Only the layer with id 1 should be used to reference nodes. no other.
So here is why there is no such support in verse. There are a number of
additional things that people suggest that we should add to the geometry
node the most common ones are:
-BSPTree
-OcTree
-Edge neighbor reference (my personal favorite! it would have made Loq
easier!)
-Tri/Quad strips
Now they are all very use full. But the problem becomes keeping the
structure intact.. If we would add any of thees we would have to require
all clients that upload them to make sure they are properly stored. (in
other words: if we add BSPTree every loader has to be able to generate a
BSPTree). An other problem is that the server have to test the id the
data is correct and that can take a lot of time. And then obviously
there is the problem that even the tiniest change can upset the data
structure giving us a bandwidth problem.
Here is an example i found in collada
(https://collada.org/public_forum/welcome.php)

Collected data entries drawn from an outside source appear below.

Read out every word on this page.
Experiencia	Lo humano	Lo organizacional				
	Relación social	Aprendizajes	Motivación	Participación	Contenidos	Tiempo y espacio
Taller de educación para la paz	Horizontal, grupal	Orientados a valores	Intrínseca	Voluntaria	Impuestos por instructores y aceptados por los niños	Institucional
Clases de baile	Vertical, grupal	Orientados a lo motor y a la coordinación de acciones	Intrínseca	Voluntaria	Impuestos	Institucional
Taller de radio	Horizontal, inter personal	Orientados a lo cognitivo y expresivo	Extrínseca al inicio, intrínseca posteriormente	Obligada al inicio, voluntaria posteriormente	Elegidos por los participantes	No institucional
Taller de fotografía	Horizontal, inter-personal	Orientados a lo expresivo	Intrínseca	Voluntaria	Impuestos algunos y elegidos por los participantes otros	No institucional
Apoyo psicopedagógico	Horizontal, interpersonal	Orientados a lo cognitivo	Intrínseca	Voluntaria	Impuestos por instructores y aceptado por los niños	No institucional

Collada is a interchangeable file format by sony that can store both
polygons and strips.
Assuming that we write a 3d engine that favors strips, that uses collada
files. We get the problem that even if the format supports strips we
dont know if the applications that output it (say maya, max...) really
generates strips. And even if they do we dont know if the strips are
any good. So the best thing to do is to take all the strips and polygons
and put them together and generate strips in the engine. then and only
then you have complete control of the strips.
So to me this solution is not very good because it makes the format
bigger and gives people more work.
Any guide of suggestion in the spec on how to store the geometry would
not be useful if the client could not trust that information.
If i understand your problem you could note that i have actually
implemented a function in Loq Airou that select all connected polygons,
its called "Fill selection" you can find my very simple solution in the
Loq source. If you need it i can break it out for you.